A long isoform of the epithelial sodium channel alpha subunit forms a highly active channel

A long isoform of the human Epithelial Sodium Channel (ENaC) α subunit has been identified, but little data exist regarding the properties or regulation of channels formed by α₇₂₈. The baseline whole cell conductance of oocytes expressing trimeric α₇₂₈βγ channels was 898.1 ± 277.2 and 49.59 ± 13.2 µS in low and high sodium solutions, respectively, and was 11 and 2 fold higher than the conductances of α₆₆₉βγ in same solutions. α₇₂₈βγ channels were also 2 to 5 fold less sensitive to activation by the serine proteases subtilisin and trypsin than α₆₆₉βγ in low and high Na⁺ conditions.

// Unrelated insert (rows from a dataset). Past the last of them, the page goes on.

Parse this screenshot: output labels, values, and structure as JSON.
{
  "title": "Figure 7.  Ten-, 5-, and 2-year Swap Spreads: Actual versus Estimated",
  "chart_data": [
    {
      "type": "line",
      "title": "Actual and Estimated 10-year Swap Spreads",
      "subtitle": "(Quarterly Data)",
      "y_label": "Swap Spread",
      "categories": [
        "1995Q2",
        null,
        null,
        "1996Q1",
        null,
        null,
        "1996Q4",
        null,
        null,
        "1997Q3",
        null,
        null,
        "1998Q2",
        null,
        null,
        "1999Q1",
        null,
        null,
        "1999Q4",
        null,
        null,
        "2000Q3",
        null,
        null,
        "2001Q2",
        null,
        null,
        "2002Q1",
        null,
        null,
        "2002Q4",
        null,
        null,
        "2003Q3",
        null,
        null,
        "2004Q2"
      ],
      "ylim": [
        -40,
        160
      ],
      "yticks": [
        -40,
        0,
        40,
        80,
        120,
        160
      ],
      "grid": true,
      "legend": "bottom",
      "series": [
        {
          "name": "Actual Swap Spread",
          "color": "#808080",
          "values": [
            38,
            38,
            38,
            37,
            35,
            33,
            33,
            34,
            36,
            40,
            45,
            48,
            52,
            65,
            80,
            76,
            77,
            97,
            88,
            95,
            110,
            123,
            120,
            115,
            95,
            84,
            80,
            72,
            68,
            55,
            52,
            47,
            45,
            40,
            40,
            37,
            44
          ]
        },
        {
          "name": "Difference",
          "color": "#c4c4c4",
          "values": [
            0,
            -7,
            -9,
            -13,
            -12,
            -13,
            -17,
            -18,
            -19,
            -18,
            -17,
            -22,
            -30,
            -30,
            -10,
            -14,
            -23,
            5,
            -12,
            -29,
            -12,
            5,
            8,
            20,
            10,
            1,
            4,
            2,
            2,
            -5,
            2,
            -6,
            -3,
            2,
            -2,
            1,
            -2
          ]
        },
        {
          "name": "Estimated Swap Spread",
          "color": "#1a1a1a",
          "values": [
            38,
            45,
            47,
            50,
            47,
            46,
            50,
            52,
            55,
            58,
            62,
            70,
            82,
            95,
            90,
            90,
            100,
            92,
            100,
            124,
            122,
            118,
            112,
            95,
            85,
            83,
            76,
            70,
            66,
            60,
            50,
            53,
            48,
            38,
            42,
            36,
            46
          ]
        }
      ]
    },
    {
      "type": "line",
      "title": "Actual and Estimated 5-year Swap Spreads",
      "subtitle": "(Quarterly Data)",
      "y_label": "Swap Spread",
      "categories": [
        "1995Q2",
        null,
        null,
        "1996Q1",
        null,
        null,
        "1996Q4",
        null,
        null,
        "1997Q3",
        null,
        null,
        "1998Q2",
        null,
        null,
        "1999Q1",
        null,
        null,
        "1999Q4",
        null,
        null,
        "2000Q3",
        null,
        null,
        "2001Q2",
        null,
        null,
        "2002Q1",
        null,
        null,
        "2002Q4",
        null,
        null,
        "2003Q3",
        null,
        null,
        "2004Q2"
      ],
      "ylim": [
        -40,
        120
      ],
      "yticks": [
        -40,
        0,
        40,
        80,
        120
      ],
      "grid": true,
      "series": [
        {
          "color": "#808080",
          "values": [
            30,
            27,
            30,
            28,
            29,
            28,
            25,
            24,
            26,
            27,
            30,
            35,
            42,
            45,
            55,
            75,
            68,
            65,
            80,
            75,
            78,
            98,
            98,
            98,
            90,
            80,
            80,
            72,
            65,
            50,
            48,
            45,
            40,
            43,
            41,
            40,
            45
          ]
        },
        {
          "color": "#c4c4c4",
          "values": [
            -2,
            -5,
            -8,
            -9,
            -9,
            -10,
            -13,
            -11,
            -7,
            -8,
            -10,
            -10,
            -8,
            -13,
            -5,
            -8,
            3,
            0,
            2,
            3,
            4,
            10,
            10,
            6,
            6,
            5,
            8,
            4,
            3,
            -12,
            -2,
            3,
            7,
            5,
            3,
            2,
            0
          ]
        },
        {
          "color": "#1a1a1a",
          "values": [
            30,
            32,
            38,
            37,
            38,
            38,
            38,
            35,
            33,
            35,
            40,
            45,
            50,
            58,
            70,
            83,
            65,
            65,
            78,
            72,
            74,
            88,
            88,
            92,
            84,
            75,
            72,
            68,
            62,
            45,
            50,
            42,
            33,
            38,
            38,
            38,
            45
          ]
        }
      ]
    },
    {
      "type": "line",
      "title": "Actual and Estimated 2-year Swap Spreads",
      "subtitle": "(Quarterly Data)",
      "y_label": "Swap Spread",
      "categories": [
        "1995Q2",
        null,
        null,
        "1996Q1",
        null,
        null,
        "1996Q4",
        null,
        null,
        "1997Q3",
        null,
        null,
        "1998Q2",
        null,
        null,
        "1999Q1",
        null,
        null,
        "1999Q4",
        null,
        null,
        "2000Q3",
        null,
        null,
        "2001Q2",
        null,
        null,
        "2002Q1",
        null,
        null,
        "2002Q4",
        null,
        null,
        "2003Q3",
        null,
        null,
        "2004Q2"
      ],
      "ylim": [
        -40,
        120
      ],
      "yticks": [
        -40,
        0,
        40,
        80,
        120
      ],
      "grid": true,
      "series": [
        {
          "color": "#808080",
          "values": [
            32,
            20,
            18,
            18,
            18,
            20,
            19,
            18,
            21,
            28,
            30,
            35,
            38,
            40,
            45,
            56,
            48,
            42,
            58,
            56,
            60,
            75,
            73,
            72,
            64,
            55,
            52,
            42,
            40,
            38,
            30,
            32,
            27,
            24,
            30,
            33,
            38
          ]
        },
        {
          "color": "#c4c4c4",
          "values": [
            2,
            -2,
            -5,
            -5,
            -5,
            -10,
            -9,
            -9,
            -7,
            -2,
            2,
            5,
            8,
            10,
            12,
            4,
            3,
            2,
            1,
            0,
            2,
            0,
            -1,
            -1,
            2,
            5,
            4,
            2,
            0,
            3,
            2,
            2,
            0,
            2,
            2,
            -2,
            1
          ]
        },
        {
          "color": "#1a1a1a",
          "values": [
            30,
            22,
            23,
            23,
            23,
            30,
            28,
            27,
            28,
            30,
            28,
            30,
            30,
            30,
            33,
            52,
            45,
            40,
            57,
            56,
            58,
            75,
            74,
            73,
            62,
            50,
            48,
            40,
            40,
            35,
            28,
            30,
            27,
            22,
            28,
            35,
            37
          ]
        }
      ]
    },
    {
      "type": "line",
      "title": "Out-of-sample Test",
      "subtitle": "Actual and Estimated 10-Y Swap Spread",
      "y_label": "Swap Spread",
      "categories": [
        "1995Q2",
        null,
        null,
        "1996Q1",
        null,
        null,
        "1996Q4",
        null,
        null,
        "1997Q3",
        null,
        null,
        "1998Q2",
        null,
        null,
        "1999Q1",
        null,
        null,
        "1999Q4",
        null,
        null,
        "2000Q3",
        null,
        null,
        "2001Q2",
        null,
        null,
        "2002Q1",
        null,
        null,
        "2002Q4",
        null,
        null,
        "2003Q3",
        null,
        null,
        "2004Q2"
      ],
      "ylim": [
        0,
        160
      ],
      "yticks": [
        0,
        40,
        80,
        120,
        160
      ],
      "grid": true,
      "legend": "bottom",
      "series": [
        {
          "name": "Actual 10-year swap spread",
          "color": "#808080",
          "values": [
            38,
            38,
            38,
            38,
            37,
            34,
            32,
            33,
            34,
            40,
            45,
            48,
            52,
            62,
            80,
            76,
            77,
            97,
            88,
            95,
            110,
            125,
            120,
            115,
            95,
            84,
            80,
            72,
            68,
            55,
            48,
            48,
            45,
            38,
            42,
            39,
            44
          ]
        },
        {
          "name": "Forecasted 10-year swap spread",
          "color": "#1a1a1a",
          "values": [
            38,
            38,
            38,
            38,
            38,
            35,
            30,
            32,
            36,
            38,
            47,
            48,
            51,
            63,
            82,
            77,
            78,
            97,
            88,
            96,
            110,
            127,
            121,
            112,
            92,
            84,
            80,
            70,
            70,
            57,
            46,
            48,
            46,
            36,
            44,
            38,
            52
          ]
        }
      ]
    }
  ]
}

The long isoform exhibited lower levels of full length and cleaved protein at the plasma membrane and a rightward shifted sensitivity to inhibition by increases of [Na⁺]_i. Both channels displayed similar single channel conductances of 4 pS, and both were activated to a similar extent by reducing temperature, altogether indicating that activation of baseline conductance of α₇₂₈βγ was likely mediated by enhanced channel activity or open probability. Expression of α₇₂₈ in native kidneys was validated in human urinary exosomes. These data demonstrate that the long isoform of αENaC forms the structural basis of a channel with different activity and regulation, which may not be easily distinguishable in native tissue, but may underlie sodium hyperabsorption and salt sensitive differences in humans.